Caregivers are essential workers. It's time we recognize them as such
We all want the same things in life: health, security and promising futures for our families. The Covid-19 pandemic has made it clear how caregivers -- including child care, home care and nursing home workers -- are essential to achieving this vision. But families struggle to afford care, while care jobs remain undervalued, understaffed, underprotected and underpaid. It's time for Congress and President Joe Biden to make real change.
Caregivers have taken on some of the worst burdens of the pandemic. Home care workers like Joyce Barnes in Virginia described to the Washington Post last April how she was given paper towels and rubber bands to wear as masks and was expected to buy her own hand sanitizer to use at work. Child care workers like Rosa Carreño in California witnessed a system on the verge of collapse with thousands of fellow providers closing their doors as the costs of care during the pandemic, including the additional staff needed to support distance learning, piled up.

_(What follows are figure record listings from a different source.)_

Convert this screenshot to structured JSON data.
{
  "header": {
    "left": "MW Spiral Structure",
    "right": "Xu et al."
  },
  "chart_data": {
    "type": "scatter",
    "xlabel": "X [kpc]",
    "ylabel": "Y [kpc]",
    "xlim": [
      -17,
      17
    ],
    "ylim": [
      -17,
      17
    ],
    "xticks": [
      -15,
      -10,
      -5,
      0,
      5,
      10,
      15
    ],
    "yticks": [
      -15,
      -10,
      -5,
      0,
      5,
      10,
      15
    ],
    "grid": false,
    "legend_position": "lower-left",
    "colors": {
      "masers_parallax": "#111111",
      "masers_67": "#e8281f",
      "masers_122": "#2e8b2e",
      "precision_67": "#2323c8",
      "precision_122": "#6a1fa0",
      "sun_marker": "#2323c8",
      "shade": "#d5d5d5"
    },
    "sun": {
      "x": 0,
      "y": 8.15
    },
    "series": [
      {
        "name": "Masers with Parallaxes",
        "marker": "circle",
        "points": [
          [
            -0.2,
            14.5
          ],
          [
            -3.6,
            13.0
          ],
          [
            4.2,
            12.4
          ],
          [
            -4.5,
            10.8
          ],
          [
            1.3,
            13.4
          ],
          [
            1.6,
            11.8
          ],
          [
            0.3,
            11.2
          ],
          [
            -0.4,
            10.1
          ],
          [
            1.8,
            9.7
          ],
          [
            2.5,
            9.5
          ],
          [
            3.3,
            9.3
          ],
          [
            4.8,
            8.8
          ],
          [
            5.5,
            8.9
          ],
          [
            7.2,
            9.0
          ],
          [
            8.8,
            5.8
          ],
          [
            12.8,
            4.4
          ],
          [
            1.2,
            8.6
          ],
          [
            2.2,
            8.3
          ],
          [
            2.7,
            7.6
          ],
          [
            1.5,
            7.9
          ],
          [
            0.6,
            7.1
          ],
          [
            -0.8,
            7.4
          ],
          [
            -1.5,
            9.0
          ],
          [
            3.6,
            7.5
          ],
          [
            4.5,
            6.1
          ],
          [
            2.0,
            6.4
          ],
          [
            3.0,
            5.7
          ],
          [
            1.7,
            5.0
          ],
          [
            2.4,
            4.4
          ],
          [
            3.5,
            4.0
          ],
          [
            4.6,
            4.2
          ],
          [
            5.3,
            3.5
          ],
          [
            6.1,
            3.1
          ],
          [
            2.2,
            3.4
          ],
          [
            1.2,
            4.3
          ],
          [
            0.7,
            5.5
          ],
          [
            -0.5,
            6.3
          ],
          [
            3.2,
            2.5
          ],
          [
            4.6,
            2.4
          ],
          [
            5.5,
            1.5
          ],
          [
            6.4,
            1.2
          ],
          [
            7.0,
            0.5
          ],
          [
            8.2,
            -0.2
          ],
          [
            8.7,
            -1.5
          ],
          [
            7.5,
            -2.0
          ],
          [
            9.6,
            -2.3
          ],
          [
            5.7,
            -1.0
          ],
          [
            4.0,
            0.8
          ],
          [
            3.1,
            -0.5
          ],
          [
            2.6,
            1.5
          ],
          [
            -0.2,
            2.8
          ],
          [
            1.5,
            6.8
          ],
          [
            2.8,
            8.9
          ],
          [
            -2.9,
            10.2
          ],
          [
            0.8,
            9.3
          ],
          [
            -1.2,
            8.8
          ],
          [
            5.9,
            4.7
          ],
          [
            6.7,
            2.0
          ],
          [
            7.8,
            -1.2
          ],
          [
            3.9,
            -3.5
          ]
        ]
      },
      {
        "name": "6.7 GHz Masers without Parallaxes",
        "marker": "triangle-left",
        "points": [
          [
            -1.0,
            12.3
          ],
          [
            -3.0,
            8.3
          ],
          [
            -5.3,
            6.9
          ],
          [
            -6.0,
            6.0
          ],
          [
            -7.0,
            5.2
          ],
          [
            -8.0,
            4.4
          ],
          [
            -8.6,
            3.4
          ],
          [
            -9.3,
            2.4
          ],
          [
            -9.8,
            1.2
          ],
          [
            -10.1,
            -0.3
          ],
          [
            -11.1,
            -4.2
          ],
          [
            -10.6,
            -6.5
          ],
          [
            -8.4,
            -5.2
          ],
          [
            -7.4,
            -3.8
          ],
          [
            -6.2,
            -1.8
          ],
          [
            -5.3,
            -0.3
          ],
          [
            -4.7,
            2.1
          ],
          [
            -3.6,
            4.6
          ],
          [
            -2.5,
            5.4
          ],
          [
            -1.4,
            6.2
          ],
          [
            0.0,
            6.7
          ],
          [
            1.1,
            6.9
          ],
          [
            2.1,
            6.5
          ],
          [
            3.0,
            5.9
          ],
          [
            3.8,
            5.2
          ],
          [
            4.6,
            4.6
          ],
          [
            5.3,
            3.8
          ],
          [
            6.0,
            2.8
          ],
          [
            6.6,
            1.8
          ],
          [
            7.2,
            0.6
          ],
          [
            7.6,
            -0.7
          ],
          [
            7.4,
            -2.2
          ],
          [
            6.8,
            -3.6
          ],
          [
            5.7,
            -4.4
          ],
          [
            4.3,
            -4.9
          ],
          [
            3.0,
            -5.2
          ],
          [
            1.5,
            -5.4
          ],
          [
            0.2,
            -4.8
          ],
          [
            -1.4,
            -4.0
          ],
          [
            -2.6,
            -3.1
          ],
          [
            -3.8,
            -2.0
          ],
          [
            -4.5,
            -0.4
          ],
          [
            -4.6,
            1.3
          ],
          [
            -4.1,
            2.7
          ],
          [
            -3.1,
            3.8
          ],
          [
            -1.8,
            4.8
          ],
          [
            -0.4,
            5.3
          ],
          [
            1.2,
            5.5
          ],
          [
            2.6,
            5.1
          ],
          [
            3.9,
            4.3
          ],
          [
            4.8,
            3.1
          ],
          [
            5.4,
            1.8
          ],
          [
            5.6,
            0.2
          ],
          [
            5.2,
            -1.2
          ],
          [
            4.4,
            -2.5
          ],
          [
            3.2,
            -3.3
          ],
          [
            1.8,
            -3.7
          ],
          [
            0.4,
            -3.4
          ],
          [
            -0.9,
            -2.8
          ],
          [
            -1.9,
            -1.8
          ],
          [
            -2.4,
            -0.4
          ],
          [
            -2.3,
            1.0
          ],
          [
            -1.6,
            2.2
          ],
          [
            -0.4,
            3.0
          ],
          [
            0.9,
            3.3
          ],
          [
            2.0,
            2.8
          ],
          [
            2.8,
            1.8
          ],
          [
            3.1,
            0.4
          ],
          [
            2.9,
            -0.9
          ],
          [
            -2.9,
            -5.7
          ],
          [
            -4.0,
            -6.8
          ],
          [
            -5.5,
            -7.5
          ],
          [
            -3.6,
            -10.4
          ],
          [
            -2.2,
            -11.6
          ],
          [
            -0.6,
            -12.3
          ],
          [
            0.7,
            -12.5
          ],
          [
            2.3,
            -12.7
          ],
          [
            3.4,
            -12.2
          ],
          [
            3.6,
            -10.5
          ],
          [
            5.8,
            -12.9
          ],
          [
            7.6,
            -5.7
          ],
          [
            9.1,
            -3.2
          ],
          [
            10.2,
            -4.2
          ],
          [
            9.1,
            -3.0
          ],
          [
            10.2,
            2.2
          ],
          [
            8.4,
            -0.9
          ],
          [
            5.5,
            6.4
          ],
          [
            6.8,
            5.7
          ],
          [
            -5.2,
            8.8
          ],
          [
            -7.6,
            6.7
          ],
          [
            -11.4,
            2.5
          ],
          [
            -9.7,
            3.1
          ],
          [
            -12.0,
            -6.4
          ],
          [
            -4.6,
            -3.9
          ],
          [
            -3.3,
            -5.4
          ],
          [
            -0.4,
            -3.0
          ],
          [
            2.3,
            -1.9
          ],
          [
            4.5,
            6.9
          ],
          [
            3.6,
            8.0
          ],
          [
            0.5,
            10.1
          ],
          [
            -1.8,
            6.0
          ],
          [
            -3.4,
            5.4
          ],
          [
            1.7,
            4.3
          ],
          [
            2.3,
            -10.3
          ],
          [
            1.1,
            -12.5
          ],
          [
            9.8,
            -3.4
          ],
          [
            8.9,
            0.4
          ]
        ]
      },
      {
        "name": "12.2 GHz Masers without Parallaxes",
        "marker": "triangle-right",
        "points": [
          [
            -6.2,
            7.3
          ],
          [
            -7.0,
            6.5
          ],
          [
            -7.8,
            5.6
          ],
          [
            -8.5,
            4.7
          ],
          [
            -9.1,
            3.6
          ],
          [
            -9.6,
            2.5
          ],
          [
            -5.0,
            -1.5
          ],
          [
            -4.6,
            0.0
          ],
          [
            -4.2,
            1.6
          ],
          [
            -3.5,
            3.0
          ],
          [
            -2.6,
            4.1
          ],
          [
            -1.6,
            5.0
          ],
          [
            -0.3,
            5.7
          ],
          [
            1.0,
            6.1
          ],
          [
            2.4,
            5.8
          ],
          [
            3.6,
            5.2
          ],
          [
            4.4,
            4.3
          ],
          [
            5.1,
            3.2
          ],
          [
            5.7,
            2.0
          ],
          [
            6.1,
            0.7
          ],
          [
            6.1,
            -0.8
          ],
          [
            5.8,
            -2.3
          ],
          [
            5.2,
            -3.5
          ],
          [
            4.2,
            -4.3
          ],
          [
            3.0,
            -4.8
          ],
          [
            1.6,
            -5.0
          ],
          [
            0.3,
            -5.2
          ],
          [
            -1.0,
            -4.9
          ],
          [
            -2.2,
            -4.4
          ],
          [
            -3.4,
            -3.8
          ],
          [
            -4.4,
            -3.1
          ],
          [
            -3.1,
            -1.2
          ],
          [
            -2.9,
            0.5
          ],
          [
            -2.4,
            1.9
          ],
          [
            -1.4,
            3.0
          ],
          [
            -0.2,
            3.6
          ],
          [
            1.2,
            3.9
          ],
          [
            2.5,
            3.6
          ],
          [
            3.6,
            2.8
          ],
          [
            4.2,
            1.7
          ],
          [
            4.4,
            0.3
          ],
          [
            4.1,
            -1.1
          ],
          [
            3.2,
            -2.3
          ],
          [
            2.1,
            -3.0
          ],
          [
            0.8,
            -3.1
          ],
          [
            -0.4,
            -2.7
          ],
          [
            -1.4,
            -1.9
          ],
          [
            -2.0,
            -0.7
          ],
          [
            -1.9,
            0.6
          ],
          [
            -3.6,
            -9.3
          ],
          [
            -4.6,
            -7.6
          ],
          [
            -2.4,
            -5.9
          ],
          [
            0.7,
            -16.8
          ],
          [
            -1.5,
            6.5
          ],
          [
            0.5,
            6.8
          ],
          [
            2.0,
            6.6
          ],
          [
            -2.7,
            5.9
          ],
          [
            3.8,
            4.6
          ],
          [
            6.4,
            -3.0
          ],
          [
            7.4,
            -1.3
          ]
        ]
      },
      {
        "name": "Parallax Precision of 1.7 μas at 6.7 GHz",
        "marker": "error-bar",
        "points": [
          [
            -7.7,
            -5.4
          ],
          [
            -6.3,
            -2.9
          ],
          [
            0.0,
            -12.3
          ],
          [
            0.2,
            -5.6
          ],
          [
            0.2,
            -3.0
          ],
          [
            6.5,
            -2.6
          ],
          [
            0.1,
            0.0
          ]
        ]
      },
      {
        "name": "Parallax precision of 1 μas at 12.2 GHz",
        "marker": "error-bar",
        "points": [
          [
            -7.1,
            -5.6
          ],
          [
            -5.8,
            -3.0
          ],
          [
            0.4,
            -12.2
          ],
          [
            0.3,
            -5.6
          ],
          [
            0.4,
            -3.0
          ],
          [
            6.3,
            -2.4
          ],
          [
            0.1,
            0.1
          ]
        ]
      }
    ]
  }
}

The vast majority of direct care workers -- a group that includes personal care aides, home health aides and nursing assistants who work in private homes, nursing homes and other settings -- are women (86%) and people of color (59%). The under-valuing of caregiving work is directly linked to racism and sexism, so it's not surprising that caregiving is consistently -- and wrongly -- devalued as "unskilled" and "women's work."